Company culture

Top 3 Strategies for Organizational Change and Survival

The past few months have been challenging for many organizations in both the public and private sectors. The COVID-19 pandemic has disrupted businesses, governments, schools, and every other aspect of society. For everyone, the primary focus now is survival at all costs the physical, financial, economic, and organizational levels.

In the business world, for example, consumer behavior and market dynamics have drastically changed. The changes have turned the once fertile markets of profit into a desert of zero orders and sales. With less money and fewer transactions going around, many companies have dried up their resources. The situation has led to a domino effect on the economy, leaving many firms bankrupt and people without jobs.

To survive, many of these organizations have implemented changes that are expected to make them more resilient to shifts in the business environment. These changes involve the development of new mindsets and skills among people, acknowledging change as part of business operations, and making learning a strategy and culture of the company. These business survival strategies are seen to be crucial in making companies float in the current sea of economic uncertainties and position them for success in a post-COVID-19 world:

Retooling People for Performance

Many of the top firms have invested in new training for their managers and staff. Some have chosen to build upon existing skill sets while others looked for new competencies to develop among their workers. Of course, there are many to retool personnel such as adopting the 6-step Miick Method of promoting organizational excellence or using the Balanced Scorecard process.

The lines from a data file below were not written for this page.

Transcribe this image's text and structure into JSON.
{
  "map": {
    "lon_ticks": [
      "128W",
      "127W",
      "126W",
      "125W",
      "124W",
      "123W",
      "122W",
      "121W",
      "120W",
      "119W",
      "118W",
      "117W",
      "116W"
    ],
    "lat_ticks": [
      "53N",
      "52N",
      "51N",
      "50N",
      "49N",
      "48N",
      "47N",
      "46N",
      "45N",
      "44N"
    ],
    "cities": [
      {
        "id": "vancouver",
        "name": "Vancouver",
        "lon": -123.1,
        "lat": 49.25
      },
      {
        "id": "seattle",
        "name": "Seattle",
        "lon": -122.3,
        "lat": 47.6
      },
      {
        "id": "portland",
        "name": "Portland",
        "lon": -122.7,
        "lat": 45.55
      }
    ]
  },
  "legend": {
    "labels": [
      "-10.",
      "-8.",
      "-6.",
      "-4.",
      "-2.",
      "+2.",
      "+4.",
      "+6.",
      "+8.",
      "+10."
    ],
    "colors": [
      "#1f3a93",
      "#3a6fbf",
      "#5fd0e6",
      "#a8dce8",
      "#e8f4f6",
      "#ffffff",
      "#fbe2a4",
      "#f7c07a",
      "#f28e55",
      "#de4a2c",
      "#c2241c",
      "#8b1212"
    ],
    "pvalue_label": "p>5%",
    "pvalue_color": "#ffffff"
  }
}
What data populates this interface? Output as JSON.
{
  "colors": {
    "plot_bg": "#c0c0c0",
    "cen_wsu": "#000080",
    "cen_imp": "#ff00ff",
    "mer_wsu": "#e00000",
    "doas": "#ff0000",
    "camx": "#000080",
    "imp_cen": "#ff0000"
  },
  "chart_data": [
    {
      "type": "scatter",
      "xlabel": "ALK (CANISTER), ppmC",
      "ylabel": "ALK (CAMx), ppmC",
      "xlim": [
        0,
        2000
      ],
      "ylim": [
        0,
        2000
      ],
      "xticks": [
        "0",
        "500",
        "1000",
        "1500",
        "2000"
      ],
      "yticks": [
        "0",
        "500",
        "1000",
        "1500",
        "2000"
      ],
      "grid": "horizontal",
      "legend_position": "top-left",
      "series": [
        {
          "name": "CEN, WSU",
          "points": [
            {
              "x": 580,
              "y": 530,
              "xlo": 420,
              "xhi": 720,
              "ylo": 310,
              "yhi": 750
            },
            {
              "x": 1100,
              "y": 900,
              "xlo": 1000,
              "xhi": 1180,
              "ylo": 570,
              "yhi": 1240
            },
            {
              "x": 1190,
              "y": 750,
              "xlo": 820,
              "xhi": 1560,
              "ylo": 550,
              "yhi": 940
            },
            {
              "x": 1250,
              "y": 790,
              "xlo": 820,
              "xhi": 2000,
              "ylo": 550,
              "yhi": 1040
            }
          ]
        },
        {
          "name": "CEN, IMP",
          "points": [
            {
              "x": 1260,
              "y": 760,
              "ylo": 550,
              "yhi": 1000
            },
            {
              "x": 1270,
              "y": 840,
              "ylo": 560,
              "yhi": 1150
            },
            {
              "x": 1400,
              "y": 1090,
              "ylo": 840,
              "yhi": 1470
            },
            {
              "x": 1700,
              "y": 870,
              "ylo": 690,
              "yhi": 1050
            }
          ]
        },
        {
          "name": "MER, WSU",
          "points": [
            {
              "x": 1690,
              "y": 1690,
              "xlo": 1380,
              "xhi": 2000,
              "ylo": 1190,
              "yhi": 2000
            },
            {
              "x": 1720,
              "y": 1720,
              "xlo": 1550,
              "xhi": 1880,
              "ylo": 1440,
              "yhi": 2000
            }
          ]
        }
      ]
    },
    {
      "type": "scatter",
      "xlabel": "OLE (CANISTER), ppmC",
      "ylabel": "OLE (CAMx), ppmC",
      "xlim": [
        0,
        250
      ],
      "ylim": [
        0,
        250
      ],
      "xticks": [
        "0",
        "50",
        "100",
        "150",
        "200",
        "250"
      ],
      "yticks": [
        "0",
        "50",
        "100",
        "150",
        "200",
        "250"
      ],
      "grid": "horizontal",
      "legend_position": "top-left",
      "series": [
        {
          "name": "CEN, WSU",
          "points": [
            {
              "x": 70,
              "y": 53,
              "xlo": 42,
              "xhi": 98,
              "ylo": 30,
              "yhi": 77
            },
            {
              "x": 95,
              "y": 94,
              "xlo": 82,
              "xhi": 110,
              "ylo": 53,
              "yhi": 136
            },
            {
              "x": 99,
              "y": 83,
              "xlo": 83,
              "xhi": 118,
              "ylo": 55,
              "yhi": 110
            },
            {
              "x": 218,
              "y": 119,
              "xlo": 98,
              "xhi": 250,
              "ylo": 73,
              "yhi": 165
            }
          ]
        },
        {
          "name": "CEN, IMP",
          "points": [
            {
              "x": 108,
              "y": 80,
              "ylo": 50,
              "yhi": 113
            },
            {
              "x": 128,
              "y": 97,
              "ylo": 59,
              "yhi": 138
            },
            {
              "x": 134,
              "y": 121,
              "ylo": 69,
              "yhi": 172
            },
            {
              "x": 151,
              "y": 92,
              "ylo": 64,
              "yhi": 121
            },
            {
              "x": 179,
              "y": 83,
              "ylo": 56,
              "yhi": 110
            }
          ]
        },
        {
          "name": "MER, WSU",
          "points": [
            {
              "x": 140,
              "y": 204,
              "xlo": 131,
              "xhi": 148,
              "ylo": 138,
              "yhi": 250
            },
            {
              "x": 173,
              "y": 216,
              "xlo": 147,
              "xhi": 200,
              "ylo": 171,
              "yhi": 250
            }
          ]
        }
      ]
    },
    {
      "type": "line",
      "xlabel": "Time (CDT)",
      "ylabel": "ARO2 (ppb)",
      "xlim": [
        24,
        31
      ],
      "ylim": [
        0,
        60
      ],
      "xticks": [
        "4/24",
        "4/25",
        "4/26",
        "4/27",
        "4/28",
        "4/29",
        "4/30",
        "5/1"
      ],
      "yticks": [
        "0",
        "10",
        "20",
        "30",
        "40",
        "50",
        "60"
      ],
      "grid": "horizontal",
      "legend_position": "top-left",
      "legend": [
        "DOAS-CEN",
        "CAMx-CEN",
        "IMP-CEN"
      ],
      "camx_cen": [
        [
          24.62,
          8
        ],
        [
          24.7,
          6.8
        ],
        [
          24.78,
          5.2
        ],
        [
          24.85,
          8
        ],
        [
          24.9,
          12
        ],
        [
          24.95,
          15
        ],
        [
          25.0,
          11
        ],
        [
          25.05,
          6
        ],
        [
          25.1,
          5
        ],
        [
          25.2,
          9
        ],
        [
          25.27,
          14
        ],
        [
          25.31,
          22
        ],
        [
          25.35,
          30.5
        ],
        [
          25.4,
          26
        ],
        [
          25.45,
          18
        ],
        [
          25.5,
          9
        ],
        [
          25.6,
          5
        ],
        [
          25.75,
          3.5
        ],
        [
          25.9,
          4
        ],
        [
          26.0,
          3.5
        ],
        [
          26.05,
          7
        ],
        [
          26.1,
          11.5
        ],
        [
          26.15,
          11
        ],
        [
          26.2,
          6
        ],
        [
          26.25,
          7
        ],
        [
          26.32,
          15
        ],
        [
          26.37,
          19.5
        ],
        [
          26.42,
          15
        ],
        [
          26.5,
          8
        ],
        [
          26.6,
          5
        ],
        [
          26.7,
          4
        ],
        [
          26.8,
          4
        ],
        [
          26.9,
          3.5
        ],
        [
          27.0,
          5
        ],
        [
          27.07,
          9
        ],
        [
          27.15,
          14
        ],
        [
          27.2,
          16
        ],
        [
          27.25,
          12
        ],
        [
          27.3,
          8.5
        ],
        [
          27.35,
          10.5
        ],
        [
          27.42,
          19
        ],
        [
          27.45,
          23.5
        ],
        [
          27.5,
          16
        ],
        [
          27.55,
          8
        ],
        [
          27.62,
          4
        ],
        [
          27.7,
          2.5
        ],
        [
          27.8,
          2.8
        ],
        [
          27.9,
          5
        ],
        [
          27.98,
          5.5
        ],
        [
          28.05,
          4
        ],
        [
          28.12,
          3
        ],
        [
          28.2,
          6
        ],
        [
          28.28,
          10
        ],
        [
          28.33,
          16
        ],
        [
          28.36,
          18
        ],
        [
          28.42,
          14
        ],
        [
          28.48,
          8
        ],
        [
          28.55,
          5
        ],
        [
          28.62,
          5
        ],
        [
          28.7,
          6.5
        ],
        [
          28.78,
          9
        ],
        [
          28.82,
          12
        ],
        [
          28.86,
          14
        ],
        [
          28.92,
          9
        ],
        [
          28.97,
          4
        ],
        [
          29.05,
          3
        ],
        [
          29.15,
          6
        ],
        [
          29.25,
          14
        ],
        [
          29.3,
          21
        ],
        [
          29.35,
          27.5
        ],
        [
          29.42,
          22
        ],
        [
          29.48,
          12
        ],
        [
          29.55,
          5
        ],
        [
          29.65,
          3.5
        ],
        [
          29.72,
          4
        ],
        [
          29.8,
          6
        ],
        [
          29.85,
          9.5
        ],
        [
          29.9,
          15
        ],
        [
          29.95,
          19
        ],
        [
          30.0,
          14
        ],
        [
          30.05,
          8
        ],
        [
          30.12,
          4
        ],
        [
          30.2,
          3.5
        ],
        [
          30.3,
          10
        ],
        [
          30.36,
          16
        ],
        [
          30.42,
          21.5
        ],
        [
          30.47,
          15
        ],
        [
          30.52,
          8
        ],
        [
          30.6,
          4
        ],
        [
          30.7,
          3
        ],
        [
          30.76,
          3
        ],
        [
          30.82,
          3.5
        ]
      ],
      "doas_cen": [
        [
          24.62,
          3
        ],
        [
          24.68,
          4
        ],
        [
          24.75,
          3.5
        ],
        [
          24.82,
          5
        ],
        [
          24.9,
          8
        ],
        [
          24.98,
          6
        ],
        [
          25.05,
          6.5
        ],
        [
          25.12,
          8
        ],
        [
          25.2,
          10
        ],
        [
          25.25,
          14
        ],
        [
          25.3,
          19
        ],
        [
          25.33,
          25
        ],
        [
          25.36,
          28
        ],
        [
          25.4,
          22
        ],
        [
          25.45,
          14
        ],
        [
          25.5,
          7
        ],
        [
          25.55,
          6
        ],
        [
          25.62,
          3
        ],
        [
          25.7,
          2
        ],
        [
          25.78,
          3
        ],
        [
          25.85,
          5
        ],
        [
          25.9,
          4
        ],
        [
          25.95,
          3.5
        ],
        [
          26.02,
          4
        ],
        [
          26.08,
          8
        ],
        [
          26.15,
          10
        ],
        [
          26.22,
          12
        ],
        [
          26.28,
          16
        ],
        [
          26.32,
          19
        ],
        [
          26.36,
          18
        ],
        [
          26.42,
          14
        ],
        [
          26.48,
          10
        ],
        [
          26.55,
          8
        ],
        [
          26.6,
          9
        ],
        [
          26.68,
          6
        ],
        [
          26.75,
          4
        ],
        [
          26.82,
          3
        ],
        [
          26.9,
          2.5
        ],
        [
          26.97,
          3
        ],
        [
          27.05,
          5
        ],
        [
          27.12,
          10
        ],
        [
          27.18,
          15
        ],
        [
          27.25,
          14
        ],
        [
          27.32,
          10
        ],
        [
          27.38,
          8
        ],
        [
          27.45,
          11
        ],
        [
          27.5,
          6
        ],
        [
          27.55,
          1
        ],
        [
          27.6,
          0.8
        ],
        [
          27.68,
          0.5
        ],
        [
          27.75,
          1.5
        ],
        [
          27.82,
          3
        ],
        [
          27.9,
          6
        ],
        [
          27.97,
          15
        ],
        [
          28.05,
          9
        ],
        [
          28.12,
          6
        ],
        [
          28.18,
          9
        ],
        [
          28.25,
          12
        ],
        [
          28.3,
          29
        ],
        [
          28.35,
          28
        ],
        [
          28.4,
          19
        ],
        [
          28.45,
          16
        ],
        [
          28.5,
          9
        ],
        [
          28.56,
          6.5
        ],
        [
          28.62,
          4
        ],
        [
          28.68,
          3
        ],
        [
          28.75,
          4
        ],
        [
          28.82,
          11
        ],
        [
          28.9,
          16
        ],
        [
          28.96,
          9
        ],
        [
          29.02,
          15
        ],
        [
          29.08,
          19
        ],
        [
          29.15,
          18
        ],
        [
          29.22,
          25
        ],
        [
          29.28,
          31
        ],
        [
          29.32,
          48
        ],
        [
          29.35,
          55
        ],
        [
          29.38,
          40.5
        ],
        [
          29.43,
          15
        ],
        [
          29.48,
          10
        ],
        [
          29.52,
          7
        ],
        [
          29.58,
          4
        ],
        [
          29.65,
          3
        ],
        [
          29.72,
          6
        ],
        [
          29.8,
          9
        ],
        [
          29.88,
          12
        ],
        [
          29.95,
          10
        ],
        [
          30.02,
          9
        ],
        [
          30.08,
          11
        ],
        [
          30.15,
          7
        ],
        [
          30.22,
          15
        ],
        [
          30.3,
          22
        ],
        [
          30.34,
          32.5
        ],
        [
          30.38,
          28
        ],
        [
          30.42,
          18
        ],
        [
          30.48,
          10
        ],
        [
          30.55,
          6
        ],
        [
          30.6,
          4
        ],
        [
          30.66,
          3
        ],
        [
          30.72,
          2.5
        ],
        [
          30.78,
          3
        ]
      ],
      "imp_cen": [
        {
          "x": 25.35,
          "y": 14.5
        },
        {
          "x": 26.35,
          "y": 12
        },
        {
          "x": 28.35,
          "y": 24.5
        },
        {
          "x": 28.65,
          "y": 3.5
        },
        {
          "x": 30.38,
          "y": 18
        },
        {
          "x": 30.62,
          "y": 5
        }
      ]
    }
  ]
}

In other firms, they have even repurposed their entire business model. For example, public speakers or motivations gurus have partnered with event organizers and digital marketing companies to create new training products for the online market. In the recent past, motivational speakers often relied on their own in-house staff to do the marketing campaign and organize live events. These days, they need to immerse themselves in the online environment, get their names and services recognized online, and wait for new bookings to be made via marketing groups that specialize in reaching out to online clients.

Given the previous strict lockdowns and the remaining restrictions in public transport and movement, real estate agencies have also revised their sales campaigns. By retraining their real estate agents on how to make online presentations, the industry has seen amazing results. In fact, in the United States, the August 2020 figures indicated that home sales had posted the highest record in the last fourteen years.

Many hotels that were used to receiving tourists and high-profile guests were suddenly confronted by the challenge of zero bookings and reservations. To stop the losses and generate income, some of these high-end to mid-sized hotels have transformed their facilities into paid temporary shelters for medical frontliners while some have been repurposed into COVID-19 quarantine facilities. These reconfigurations have made it a necessity to retrain their key staff from primarily being expert guest relations officers into health care assistants who needed knowledge and skills in medical-grade sanitation protocols and public health practices.

Accepting and Adapting to Change

These businesses were able to respond quickly to the disruptions caused by COVID-19 mainly because they accepted that change was inevitable. For some of the more established companies that have existed profitably for years, the loss of revenues was particularly hard. They had to swiftly figure out how to manage the gaps in their supply chains, how to connect with clients and develop various ways of getting their products and services to customers.

To better adapt to change, some firms even hired experts and counselors who can teach their managers about social and emotional intelligence. They believed that in a pandemic, most people are affected psychologically and emotionally by the uncertain future and fears about the health risks caused by COVID-19. They accepted that work performance will continue to be affected as long as people are forced to stay at home and their freedom of movement is still hampered.

To better manage their staff, managers and supervisors had to learn empathy skills and focus on motivating their employees. While many have successfully adopted a work-from-home arrangement, many still struggle with the sense of isolation and inherent limitations of working online. By recognizing the need to change management approaches, organizations are now helping their people to adapt to changes and slowly but surely improve performance even under a new working environment.

Building a Culture of Lifetime Learning

woman using a laptop

By fostering a culture of lifetime learning, firms are also sending a message that in any business, the leadership and workforce need to pursue continuous improvement. When companies see learning as a priority, they also provide the time and appropriate budget to follow through. By investing in the development of employees and management, companies reap the benefits by seeing a commensurate level up in performance.

Retooling people, accepting and managing change, and having a learning organizational culture are key strategies for survival and success that all companies need to try. Many have already proven their effectiveness and have seen it in higher production, increased sales, and better worker satisfaction. While COVID-19 will not last and will end one day, the investments made in improving the organizations will yield excellent returns for many years to come.